The contexts for the two buildings could hardly be more different. Howard purchased the Northwest site in 1974, 19 acres and five buildings (used mainly as a Catholic girls' school) between Upton and Van Ness streets about 200 yards to the east of Connecticut Avenue.

It is a strange site, an almost invisible retreat close by one of the city's busiest boulevards. The existing, rather attractive buildings (with the solitary exception of the 1960s library) are lined up on a high ridge facing Upton Street but are largely hidden from street view by walls and high trees.

Yet most students and teachers approach the complex by car or foot from the Van Ness Street side. For a quarter century, in other words, the front has been the back and vice versa. In addition to providing the law school with a much-needed, high-quality library, the architects of the new building had to try to make some sense of this topsy-turvy condition.

Wisely, they did not play any stylistic games. Rather, they adopted local coloring in the orange-blond bricks of their new building and then proceeded to address all other major issues with one bold move -- the sweeping, concave curve of the primary facade.

Facing the backs of the old school buildings, this curving facade, with its overhanging metal roof and regular rhythm of narrow brick piers and wide, high windows, does indeed shape a new public space.

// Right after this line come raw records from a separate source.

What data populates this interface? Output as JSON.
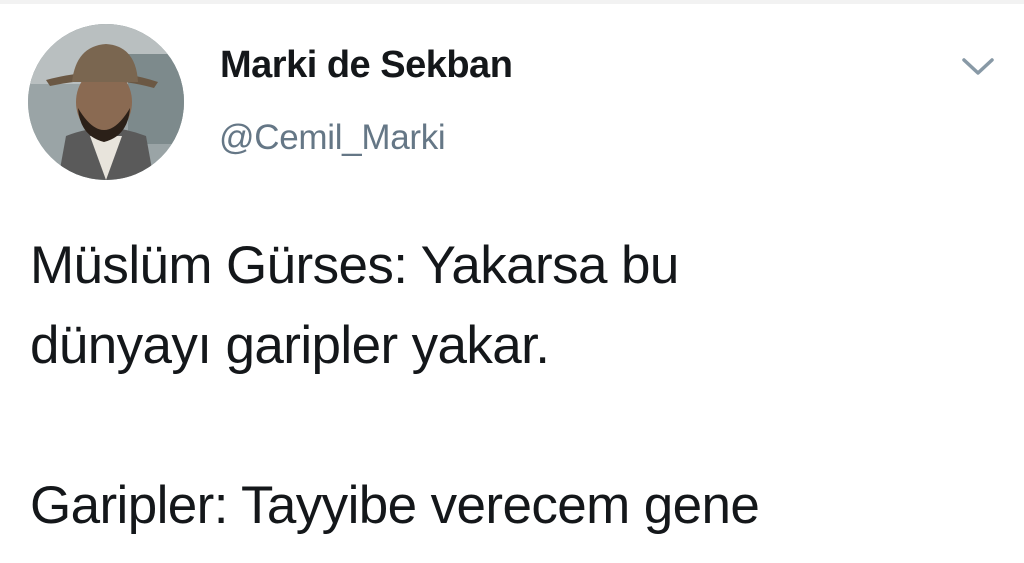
{
  "author": {
    "display_name": "Marki de Sekban",
    "handle": "@Cemil_Marki",
    "avatar_icon": "profile-photo"
  },
  "menu": {
    "icon": "chevron-down-icon"
  },
  "tweet": {
    "paragraphs": [
      "Müslüm Gürses: Yakarsa bu\ndünyayı garipler yakar.",
      "Garipler: Tayyibe verecem gene"
    ]
  },
  "colors": {
    "text": "#14171a",
    "secondary_text": "#657786",
    "caret": "#8899a6",
    "background": "#ffffff"
  }
}
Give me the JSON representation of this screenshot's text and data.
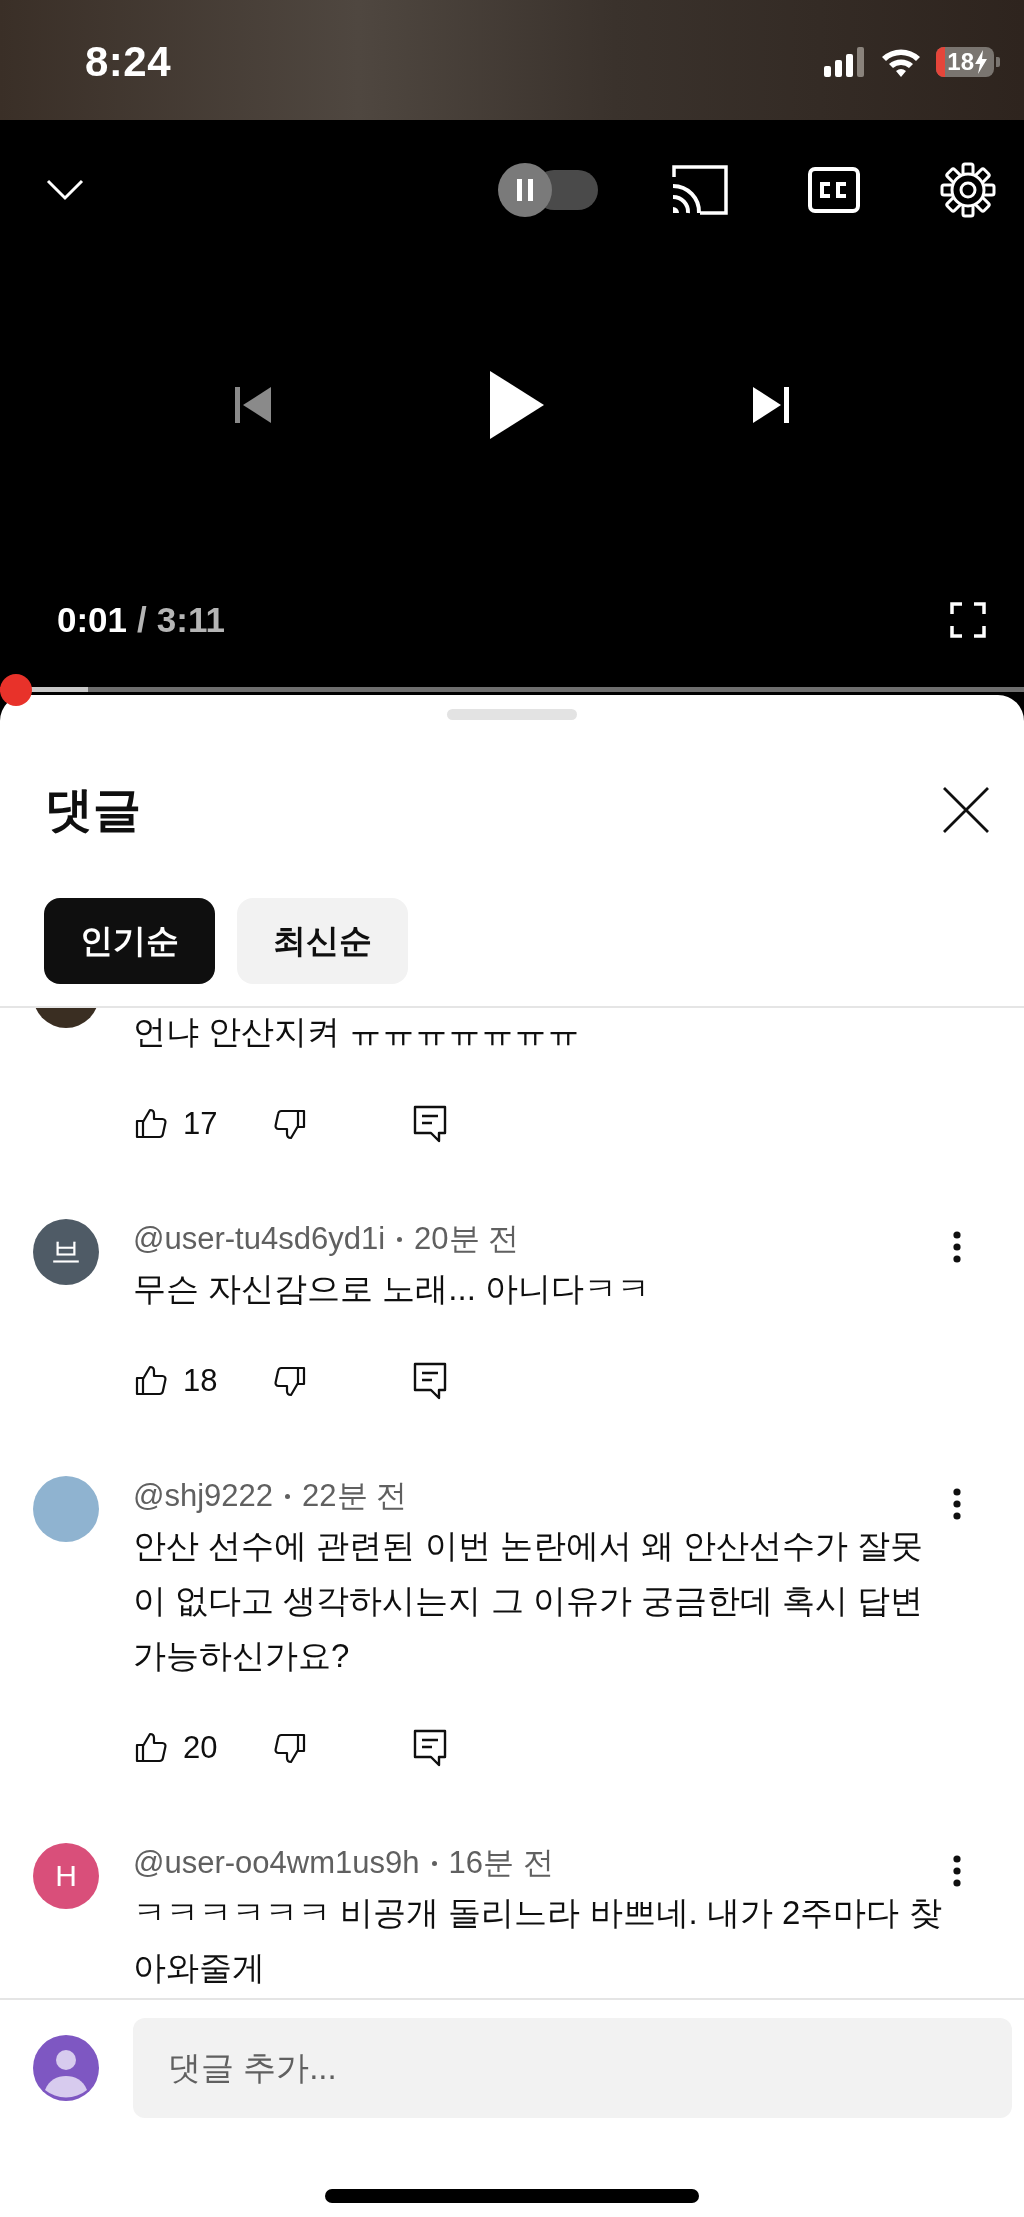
{
  "status_bar": {
    "time": "8:24",
    "battery": {
      "label": "18",
      "charging": true
    }
  },
  "player": {
    "autoplay": {
      "on": false
    },
    "previous": {
      "disabled": true
    },
    "next": {
      "disabled": false
    },
    "elapsed": "0:01",
    "separator": "/",
    "duration": "3:11",
    "progress": {
      "level": 0.016
    }
  },
  "comments_panel": {
    "title": "댓글",
    "sort_tabs": [
      {
        "label": "인기순",
        "selected": true
      },
      {
        "label": "최신순",
        "selected": false
      }
    ],
    "comments": [
      {
        "avatar": {
          "kind": "photo",
          "color": "#3a2e22"
        },
        "body": "언냐 안산지켜 ㅠㅠㅠㅠㅠㅠㅠ",
        "likes": "17"
      },
      {
        "avatar": {
          "kind": "letter",
          "letter": "브",
          "color": "#4f5b66"
        },
        "author": "@user-tu4sd6yd1i",
        "time": "20분 전",
        "body": "무슨 자신감으로 노래... 아니다ㅋㅋ",
        "likes": "18"
      },
      {
        "avatar": {
          "kind": "photo",
          "color": "#8fb3d0"
        },
        "author": "@shj9222",
        "time": "22분 전",
        "body": "안산 선수에 관련된 이번 논란에서 왜 안산선수가 잘못이 없다고 생각하시는지 그 이유가 궁금한데 혹시 답변 가능하신가요?",
        "likes": "20"
      },
      {
        "avatar": {
          "kind": "letter",
          "letter": "H",
          "color": "#d94f7a"
        },
        "author": "@user-oo4wm1us9h",
        "time": "16분 전",
        "body": "ㅋㅋㅋㅋㅋㅋ 비공개 돌리느라 바쁘네. 내가 2주마다 찾아와줄게"
      }
    ],
    "input": {
      "placeholder": "댓글 추가..."
    }
  }
}
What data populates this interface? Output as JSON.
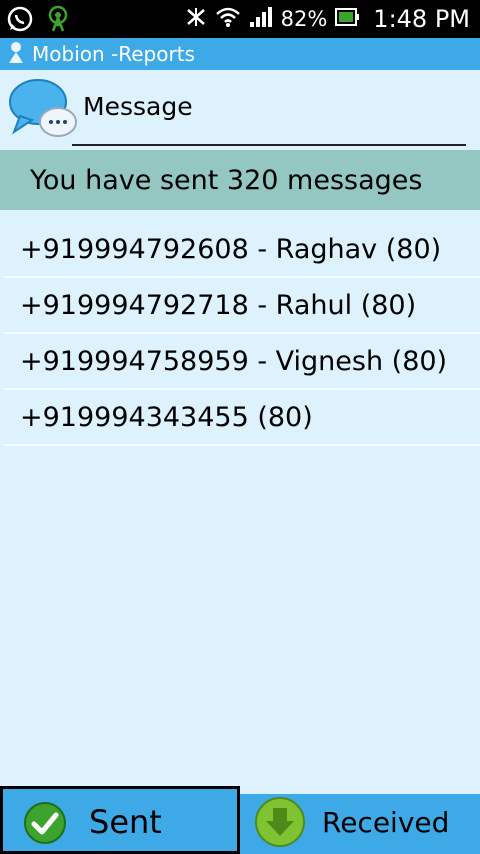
{
  "status_bar": {
    "battery": "82%",
    "time": "1:48 PM",
    "icons": [
      "whatsapp-icon",
      "signal-tower-icon",
      "bluetooth-off-icon",
      "wifi-icon",
      "cell-signal-icon",
      "battery-icon"
    ]
  },
  "app": {
    "title": "Mobion -Reports"
  },
  "header": {
    "label": "Message"
  },
  "summary": {
    "text": "You have sent 320 messages"
  },
  "contacts": [
    "+919994792608 - Raghav (80)",
    "+919994792718 - Rahul (80)",
    "+919994758959 - Vignesh (80)",
    "+919994343455 (80)"
  ],
  "tabs": {
    "sent_label": "Sent",
    "received_label": "Received",
    "selected": "Sent"
  },
  "colors": {
    "status_bar": "#000000",
    "title_bar": "#3ea9e7",
    "background": "#ddf2fd",
    "summary_bar": "#94c7c1",
    "check_green": "#3da32f"
  }
}
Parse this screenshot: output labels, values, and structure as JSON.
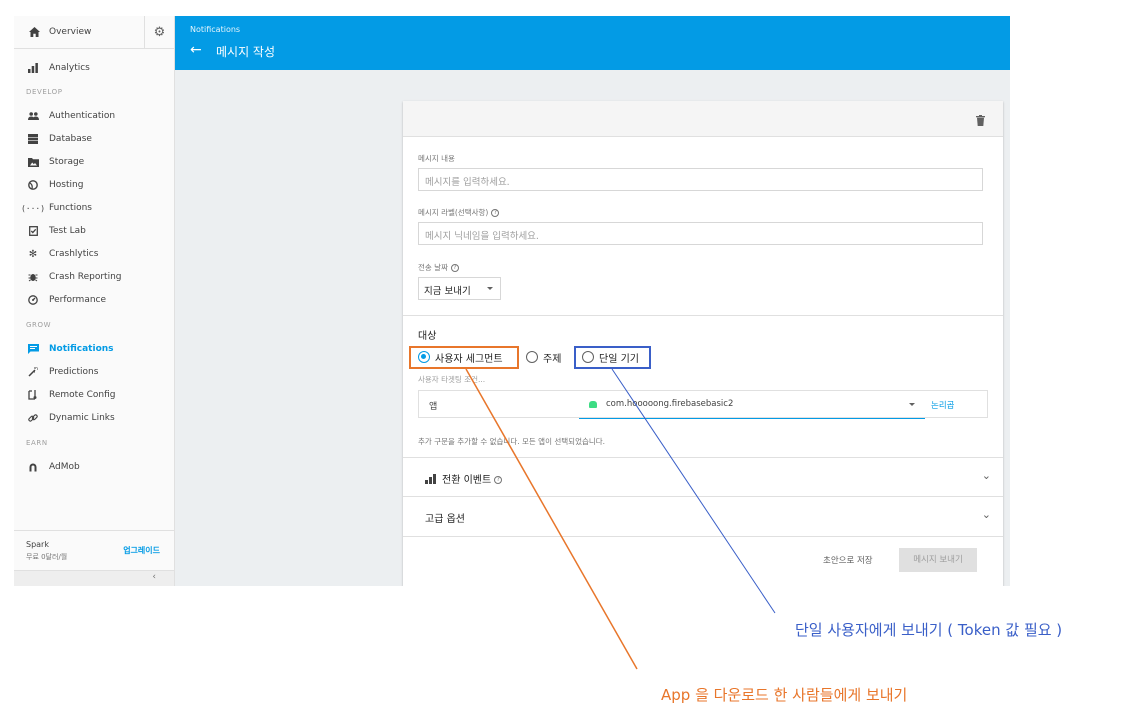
{
  "sidebar": {
    "overview": "Overview",
    "analytics": "Analytics",
    "sections": {
      "develop": "DEVELOP",
      "grow": "GROW",
      "earn": "EARN"
    },
    "develop_items": [
      {
        "label": "Authentication",
        "icon": "people-icon"
      },
      {
        "label": "Database",
        "icon": "database-icon"
      },
      {
        "label": "Storage",
        "icon": "folder-image-icon"
      },
      {
        "label": "Hosting",
        "icon": "globe-icon"
      },
      {
        "label": "Functions",
        "icon": "functions-icon"
      },
      {
        "label": "Test Lab",
        "icon": "checklist-icon"
      },
      {
        "label": "Crashlytics",
        "icon": "gear-cluster-icon"
      },
      {
        "label": "Crash Reporting",
        "icon": "bug-icon"
      },
      {
        "label": "Performance",
        "icon": "speedometer-icon"
      }
    ],
    "grow_items": [
      {
        "label": "Notifications",
        "icon": "message-icon",
        "active": true
      },
      {
        "label": "Predictions",
        "icon": "magic-wand-icon"
      },
      {
        "label": "Remote Config",
        "icon": "remote-config-icon"
      },
      {
        "label": "Dynamic Links",
        "icon": "link-icon"
      }
    ],
    "earn_items": [
      {
        "label": "AdMob",
        "icon": "admob-icon"
      }
    ],
    "plan": {
      "name": "Spark",
      "desc": "무료 0달러/월",
      "upgrade": "업그레이드"
    }
  },
  "header": {
    "breadcrumb": "Notifications",
    "title": "메시지 작성",
    "back_icon": "arrow-back-icon"
  },
  "form": {
    "message_label": "메시지 내용",
    "message_placeholder": "메시지를 입력하세요.",
    "nickname_label": "메시지 라벨(선택사항)",
    "nickname_placeholder": "메시지 닉네임을 입력하세요.",
    "date_label": "전송 날짜",
    "date_value": "지금 보내기",
    "target_title": "대상",
    "targets": [
      "사용자 세그먼트",
      "주제",
      "단일 기기"
    ],
    "target_selected": "사용자 세그먼트",
    "target_condition_label": "사용자 타겟팅 조건...",
    "condition_field": "앱",
    "condition_value": "com.hooooong.firebasebasic2",
    "condition_logic": "논리곱",
    "note": "추가 구문을 추가할 수 없습니다. 모든 앱이 선택되었습니다.",
    "conversion_events": "전환 이벤트",
    "advanced_options": "고급 옵션",
    "save_draft": "초안으로 저장",
    "send_message": "메시지 보내기"
  },
  "annotations": {
    "single_device": "단일 사용자에게 보내기 ( Token 값 필요 )",
    "segment": "App 을 다운로드 한 사람들에게 보내기",
    "colors": {
      "orange": "#e8762b",
      "blue": "#3a5fc8"
    }
  }
}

Newly defined and newly planted, the space between the new and old buildings becomes, in effect, a long-missing campus quad for the law school. (Lots of work remains to be done before this side of the campus becomes a memorable entryway to the school, but that is another story.)

Behind this estimable facade, in addition to a few classrooms and offices, is a fine, spacious reading room. Three stories high, filled with natural light and splendidly appointed with wooden tables and chairs, it is a worthy addition to the city's short list of distinguished reading rooms.

Lots of universities these days are spending money on dramatic, "signature" buildings by famous architects -- a good idea when the architect's signature is appropriate, a bad notion when it is not. Though designed by well-known out-of-town firms, these excellent new libraries don't fit the dramatic mold. Polite but not overly deferential, they both fit in and stand out -- a brilliant result for a venerable institution.